The Museum of Northern Arizona's new exhibit features a towering skeletal model of the clawed 93-million-year-old therizinosaur and was curated by David D. Gillette, a paleontologist at the museum.

The exhibit includes an arrangement of the bones as they were found near Big Water, colorful art illustrations by Victor Leshyk of what the creature may have looked like — including feathers — and videos about the discovery and excavation of the bones.

The first bones of the Utah therizinosaur were found in 1999 by Merle Graffam, a Big Water resident, in an otherworldly gray shale that area residents call "The Moon," said Gillette, who was Utah's state paleontologist from 1988-98.

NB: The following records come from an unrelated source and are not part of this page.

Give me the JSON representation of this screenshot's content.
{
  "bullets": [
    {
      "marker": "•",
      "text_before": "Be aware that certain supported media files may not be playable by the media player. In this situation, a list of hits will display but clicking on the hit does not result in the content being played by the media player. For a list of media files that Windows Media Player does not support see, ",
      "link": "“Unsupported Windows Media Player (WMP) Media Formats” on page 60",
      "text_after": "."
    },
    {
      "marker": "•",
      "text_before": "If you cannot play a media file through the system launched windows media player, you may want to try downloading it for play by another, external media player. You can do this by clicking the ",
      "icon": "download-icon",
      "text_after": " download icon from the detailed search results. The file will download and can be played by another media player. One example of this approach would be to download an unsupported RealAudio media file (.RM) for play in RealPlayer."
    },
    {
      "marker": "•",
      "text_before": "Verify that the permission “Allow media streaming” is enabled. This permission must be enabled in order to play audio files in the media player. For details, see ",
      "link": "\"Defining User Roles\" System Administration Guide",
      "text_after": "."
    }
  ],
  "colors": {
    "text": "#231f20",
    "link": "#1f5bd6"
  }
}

The bones were very badly fractured and embedded in Tropic shale. The shale was mud when the dinosaur was alive, and over the years, layers of rock accrued and compressed the shale, fracturing the bones. Eventually, erosion stripped away the layers, and bits of the dinosaur were revealed.

But the therizinosaur is a land or shoreline creature. How did it end up far from a shore at the bottom of what was, 93 million years ago, a shallow interior seaway covering the middle of what is today's continent of North America? Was it grabbed by shoreline predators? Did its body float out to sea?